Für Unternehmen, die mit sensiblen Informationen umgehen, sei es wichtig, dass sich Privatnutzer und Firmen auf die Vertraulichkeit ihrer Daten verlassen können. "Beim konkreten Verdacht einer Straftat sieht das natürlich anders aus – aber dafür reicht das geltende Recht", meint Rohleder. Beispielsweise könnten PCs bei einer Hausdurchsuchung beschlagnahmt werden. Das sei zwar weniger bequem für die Polizei, höhle aber nicht unnötig Grundrechte aus.

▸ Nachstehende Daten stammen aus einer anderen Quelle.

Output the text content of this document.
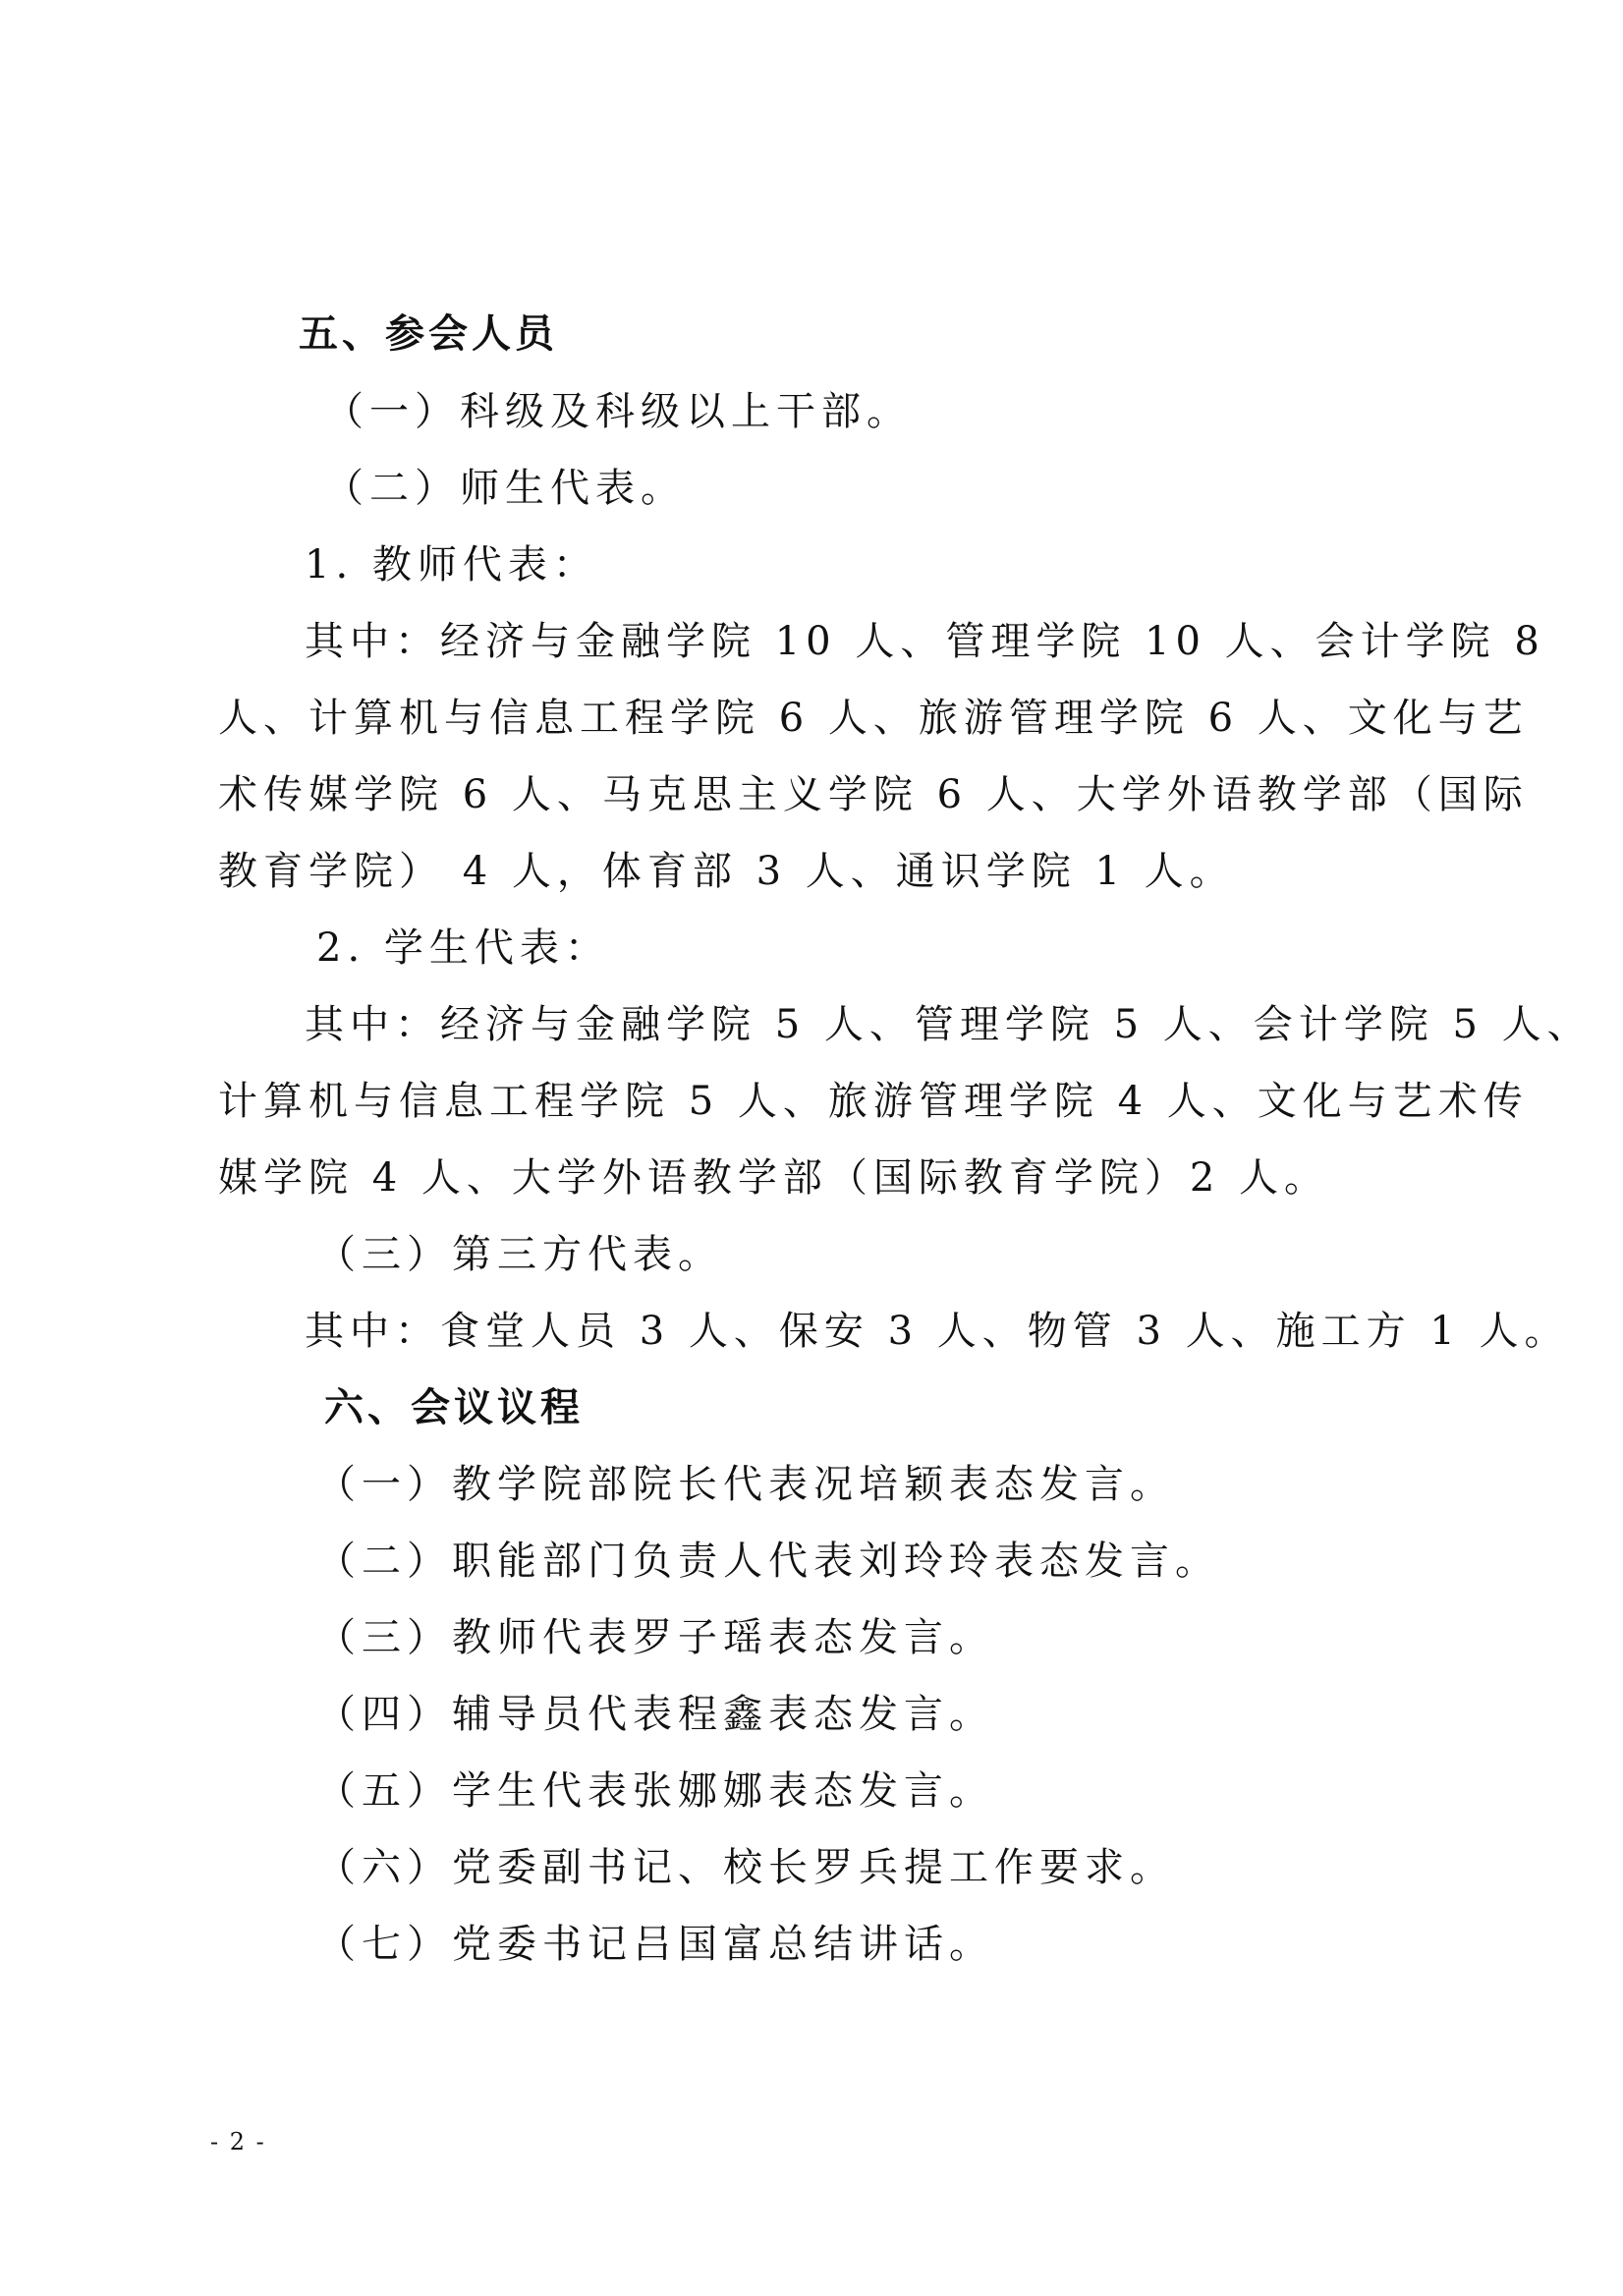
五、参会人员
（一）科级及科级以上干部。
（二）师生代表。
1. 教师代表：
其中：经济与金融学院 10 人、管理学院 10 人、会计学院 8
人、计算机与信息工程学院 6 人、旅游管理学院 6 人、文化与艺
术传媒学院 6 人、马克思主义学院 6 人、大学外语教学部（国际
教育学院） 4 人，体育部 3 人、通识学院 1 人。
2. 学生代表：
其中：经济与金融学院 5 人、管理学院 5 人、会计学院 5 人、
计算机与信息工程学院 5 人、旅游管理学院 4 人、文化与艺术传
媒学院 4 人、大学外语教学部（国际教育学院）2 人。
（三）第三方代表。
其中：食堂人员 3 人、保安 3 人、物管 3 人、施工方 1 人。
六、会议议程
（一）教学院部院长代表况培颖表态发言。
（二）职能部门负责人代表刘玲玲表态发言。
（三）教师代表罗子瑶表态发言。
（四）辅导员代表程鑫表态发言。
（五）学生代表张娜娜表态发言。
（六）党委副书记、校长罗兵提工作要求。
（七）党委书记吕国富总结讲话。
- 2 -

Im Februar hatte der Bitkom das Urteil des Bundesgerichtshofes begrüßt, durch das heimliche Online-Durchsuchungen für unzulässig erklärt wurden. Auf das Urteil Bezug nehmend schreibt nun der Verband, der BGH habe klargestellt, dass bei einer Online-Durchsuchung die Betroffenen während des Zugriffs informiert werden müssten. "Wie das gehen soll, ist noch völlig unklar", kommentiert Rohleder.

Zu den Auseinandersetzungen um die erweiterte Anti-Terror-Gesetzgebung, die Anti-Terror-Datei sowie die Online-Durchsuchung siehe auch:

(anw)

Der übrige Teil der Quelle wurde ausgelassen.